Structured light can significantly enhance information capacity, due to its coupling of spatial dimensions and multiple degrees of freedom. In recent years, the combination of structured light patterns with image processing and machine intelligence has shown vigorous development potential in fields such as communication and detection.
One of the most notable features of structured light field is the two and three-dimensional distribution of its amplitude information. This feature can effectively integrate with maturely developed image processing technology and can also achieve cross-medium information transmission by virtue of machine learning technology currently driving profound changes. Complex structured light field based on coherent superposition states can carry abundant spatial amplitude information. By further combining spatial nonlinear conversion, significant increases in information capacity can be realized.
Zilong Zhang from Beijing Institute of Technology and Yijie Shen from Nanyang Technological University, along with their teams' members, proposed a new method for enhancing information capacity based on complex mode coherent superposition states and their spatial nonlinear conversion. By integrating machine vision and deep learning technologies, they achieved large-angle point-to-multipoint information transmission with low bit error rate.
Below are the relevant research findings:
In this model, Gaussian beams are used to obtain spatial nonlinear conversion (SNC) of structured light through a spatial light modulator. Convolutional neural networks (CNN) are used to identify the intensity distribution of the beams. By comparing the basic superposition mode and the SNC mode, it is observed that with the increase in order of constituent eigenmodes of the basic mode, the encoding capability of HG superposition mode is significantly better than LG mode, and mode encoding capacity after spatial structured nonlinear conversion can be significantly improved.

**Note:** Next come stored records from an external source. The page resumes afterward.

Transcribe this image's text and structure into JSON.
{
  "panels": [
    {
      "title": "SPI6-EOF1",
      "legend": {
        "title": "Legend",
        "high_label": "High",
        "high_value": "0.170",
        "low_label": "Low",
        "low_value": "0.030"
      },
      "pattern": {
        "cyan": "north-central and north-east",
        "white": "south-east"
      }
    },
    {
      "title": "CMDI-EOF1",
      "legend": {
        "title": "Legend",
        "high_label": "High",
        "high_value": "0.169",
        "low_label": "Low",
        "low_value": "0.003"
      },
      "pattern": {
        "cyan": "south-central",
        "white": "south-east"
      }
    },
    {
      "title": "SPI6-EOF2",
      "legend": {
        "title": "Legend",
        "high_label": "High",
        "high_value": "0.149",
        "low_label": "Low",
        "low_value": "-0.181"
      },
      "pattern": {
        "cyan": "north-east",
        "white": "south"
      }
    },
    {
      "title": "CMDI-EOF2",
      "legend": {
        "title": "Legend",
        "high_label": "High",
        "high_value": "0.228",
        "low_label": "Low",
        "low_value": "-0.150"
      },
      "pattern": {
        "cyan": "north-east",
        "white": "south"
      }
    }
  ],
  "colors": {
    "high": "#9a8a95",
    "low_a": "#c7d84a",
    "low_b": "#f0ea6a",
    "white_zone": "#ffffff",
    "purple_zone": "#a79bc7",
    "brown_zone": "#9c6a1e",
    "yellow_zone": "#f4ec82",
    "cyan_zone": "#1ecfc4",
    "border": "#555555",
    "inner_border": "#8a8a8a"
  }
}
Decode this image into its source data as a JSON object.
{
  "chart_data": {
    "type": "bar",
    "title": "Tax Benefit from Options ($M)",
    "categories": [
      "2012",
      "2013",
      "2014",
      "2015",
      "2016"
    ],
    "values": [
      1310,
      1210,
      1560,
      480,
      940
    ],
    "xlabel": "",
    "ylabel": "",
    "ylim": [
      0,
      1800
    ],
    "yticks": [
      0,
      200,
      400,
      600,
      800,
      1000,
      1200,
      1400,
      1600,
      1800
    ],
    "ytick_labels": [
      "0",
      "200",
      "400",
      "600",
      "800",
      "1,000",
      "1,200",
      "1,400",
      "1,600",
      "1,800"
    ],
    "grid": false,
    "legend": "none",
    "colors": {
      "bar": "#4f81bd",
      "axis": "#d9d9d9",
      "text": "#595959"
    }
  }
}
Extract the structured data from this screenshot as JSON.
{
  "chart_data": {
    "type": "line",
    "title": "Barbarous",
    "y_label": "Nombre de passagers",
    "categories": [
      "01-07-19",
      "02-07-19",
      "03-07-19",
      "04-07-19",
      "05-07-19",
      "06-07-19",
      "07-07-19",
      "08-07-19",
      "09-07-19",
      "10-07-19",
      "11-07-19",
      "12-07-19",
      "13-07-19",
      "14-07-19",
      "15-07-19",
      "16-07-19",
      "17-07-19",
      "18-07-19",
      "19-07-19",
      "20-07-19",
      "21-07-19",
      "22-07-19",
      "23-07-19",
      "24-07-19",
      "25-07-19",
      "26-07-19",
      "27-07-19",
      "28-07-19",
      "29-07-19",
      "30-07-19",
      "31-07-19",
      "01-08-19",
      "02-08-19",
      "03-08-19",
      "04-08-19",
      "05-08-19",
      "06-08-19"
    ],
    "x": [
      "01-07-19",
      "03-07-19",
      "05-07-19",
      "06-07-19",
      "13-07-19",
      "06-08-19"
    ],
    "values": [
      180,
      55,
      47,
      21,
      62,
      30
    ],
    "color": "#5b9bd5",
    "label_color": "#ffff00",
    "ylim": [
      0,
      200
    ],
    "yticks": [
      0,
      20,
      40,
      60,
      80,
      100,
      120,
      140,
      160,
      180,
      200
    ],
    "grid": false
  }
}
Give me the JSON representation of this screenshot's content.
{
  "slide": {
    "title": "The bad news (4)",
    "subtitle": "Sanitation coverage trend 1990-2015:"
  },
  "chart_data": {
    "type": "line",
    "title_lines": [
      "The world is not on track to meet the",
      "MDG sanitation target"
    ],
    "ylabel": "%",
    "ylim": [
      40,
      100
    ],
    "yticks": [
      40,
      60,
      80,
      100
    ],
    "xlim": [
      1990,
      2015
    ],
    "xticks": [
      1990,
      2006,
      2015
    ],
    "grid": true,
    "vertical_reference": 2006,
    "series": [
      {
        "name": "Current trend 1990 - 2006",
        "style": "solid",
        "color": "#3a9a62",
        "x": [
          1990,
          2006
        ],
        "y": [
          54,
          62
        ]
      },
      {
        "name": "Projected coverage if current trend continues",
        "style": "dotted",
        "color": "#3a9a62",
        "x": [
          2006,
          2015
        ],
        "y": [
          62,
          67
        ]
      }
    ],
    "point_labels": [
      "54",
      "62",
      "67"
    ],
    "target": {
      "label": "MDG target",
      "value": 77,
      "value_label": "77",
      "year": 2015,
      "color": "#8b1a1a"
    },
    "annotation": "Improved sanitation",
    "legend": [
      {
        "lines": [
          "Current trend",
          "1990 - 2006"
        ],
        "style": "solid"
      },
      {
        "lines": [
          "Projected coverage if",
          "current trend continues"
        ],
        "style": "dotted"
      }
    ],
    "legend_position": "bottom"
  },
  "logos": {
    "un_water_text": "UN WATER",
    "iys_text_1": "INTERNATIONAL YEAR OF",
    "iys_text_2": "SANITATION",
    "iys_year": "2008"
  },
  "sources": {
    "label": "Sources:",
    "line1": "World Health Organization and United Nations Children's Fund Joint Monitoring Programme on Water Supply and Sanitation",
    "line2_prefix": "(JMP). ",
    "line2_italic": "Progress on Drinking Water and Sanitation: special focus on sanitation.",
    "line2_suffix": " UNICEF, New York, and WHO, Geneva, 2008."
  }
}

To verify the encoding and decoding performances based on the above model, a 50×50-pixel color image was transmitted, shown in Fig.1. The RGB dimensions of the image were divided into 5 chromaticity levels, comprising a total 125 kinds of chromaticity information, each encoded by 125 HG coherent superposition states. Additionally, different degrees of phase jitter caused by atmospheric turbulence were loaded onto these 125 modes through a DMD spatial light modulator and trained with deep learning technology to form a dataset.
Further using nonlinear conversion, the analysis of higher capacity decoding effects was implemented, in which 530 SNC modes were selected for experimental measurement of the confusion matrix to these modes by convolutional neural networks, shown in Fig.2. The experimental findings indicate that due to more distinct structural features, SNC modes can still ensure similarly low bit error rates while significantly increasing data capacity, with a data recognition accuracy up to 99.5%. Additionally, the experiment also verified the machine vision pattern recognition capability under conditions of diffuse reflection, achieving simultaneous high-precision decoding by multiple receiving cameras with observation angles up to 70°.